DESCRIPTION (provided by applicant): Interaction between bacterial toxins and cellular surface receptors is an important component of host-pathogen interaction. Anthrax toxin protective antigen (PA) binds to cell surface receptor, enters cell through receptor mediated endocytosis, and forms a pore on the endosomal membrane that translocates toxic enzymes into the cytosol of host cell. Anthrax toxin receptors play an essential role in anthrax toxin action by providing the toxin with a high-affinity binding anchor on the cell membrane and a path of entry into the host cell. In this proposal, our preliminary study on one of the two known anthrax toxin receptors, ANTXR2, has suggested a new mechanism by which the receptor regulates anthrax toxin action. We have found that the disulfide bonds in the immunoglobulin-like domain (R2-Ig) within the ANTXR2 extracellular portion are required for anthrax toxin action. Disruption of these disulfide bonds inhibited PA pore formation an d translocation of toxic enzymes across the membrane into the host cell. Moreover, disulfide reduction in R2-Ig induced a significant conformational change in the distal PA-binding domain of the receptor, namely von Willebrand Factor A domain (R2-VWA). Thus, our hypothesis is that the disulfide bonds in R2-Ig regulate anthrax toxin action through allosteric effects on the conformation of R2-VWA, hence interfering with PA prepore-to-pore conversion and/or membrane insertion. In this proposal, we will investigate the mechanism by which disulfide reduction in the R2-Ig domain inhibits anthrax toxin action using fluorescence techniques in a liposomal model membrane system as well as other means. Further, we will determine the disulfide bond pattern of the ANTXR2 ectodomain using proteomic analysis by liquid chromatography-mass spectrometry, and probe disulfide allostery with single-particle electron microscopy and X-ray crystallography. Finally, we will identify the cellular redox regulators of ANTXR2 with a variety of cellular and proteomic approaches. The proposed study will elucidate a novel aspect of receptor-mediated anthrax toxin action and open novel avenues to developing therapeutics against anthrax. The result gleaned from the proposed study will also be extended to other receptor-toxin and host-pathogen systems.

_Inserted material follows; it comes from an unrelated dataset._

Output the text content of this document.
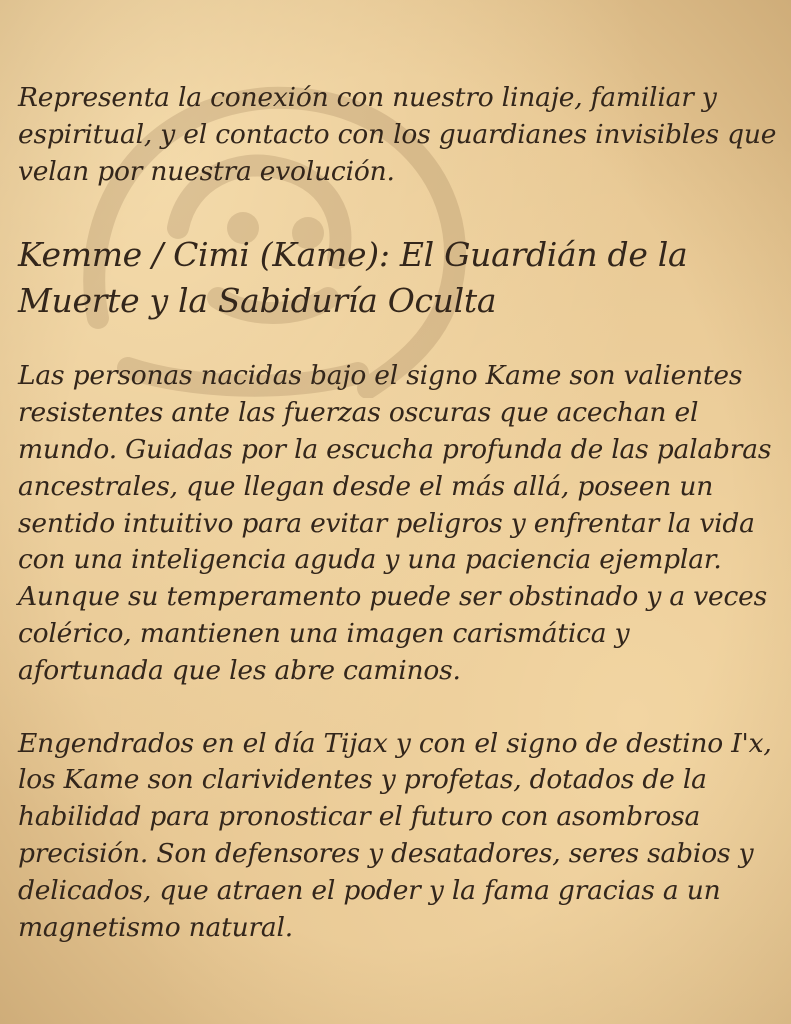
Representa la conexión con nuestro linaje, familiar y espiritual, y el contacto con los guardianes invisibles que velan por nuestra evolución.

Kemme / Cimi (Kame): El Guardián de la Muerte y la Sabiduría Oculta

Las personas nacidas bajo el signo Kame son valientes resistentes ante las fuerzas oscuras que acechan el mundo. Guiadas por la escucha profunda de las palabras ancestrales, que llegan desde el más allá, poseen un sentido intuitivo para evitar peligros y enfrentar la vida con una inteligencia aguda y una paciencia ejemplar. Aunque su temperamento puede ser obstinado y a veces colérico, mantienen una imagen carismática y afortunada que les abre caminos.

Engendrados en el día Tijax y con el signo de destino I'x, los Kame son clarividentes y profetas, dotados de la habilidad para pronosticar el futuro con asombrosa precisión. Son defensores y desatadores, seres sabios y delicados, que atraen el poder y la fama gracias a un magnetismo natural.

描述(申请人提供)：细菌毒素和细胞表面受体之间的相互作用是宿主-病原体相互作用的重要组成部分。炭疽毒素保护性抗原(PA)与细胞表面受体结合，通过受体介导的内吞作用进入细胞，并在内体膜上形成一个孔，将有毒的酶转移到宿主细胞的胞浆中。炭疽毒素受体通过为炭疽毒素提供细胞膜上的高亲和力结合锚和进入宿主细胞的途径，在炭疽毒素的作用中起着至关重要的作用。在这项建议中，我们对两个已知的炭疽毒素受体之一ANTXR2的初步研究表明，该受体调节炭疽毒素作用的新机制。我们发现，分子中的二硫键 ANTXR2胞外部分的免疫球蛋白样域(R2-Ig)是炭疽毒素作用所必需的。这些二硫键的破坏抑制了PA孔的形成和有毒酶跨膜进入宿主细胞的转移。此外，R2-Ig的二硫键还原引起受体远端PA结合结构域的显著构象变化，即von Willebrand因子A结构域(R2-vWA)。因此，我们的假设是R2-Ig上的二硫键通过对R2-VWA构象的变构作用来调节炭疽毒素的作用，从而干扰PA的前孔到孔的转化和/或膜的插入。在这项建议中，我们将利用脂质体模型膜系统中的荧光技术以及其他方法来研究R2-Ig结构域中的二硫键还原抑制炭疽毒素作用的机制。此外，我们还将通过液-质联用进行蛋白质组学分析来确定ANTXR2胞外结构域的二硫键模式，并用单粒子电子显微镜和X射线结晶学来探测二硫键变构。最后，我们将用各种细胞和蛋白质组学方法确定ANTXR2的细胞氧化还原调节因子。这项拟议的研究将阐明受体介导的炭疽毒素作用的一个新方面，并为开发治疗炭疽病的药物开辟新的途径。从拟议的研究中收集到的结果也将扩展到其他受体-毒素和宿主-病原体系统。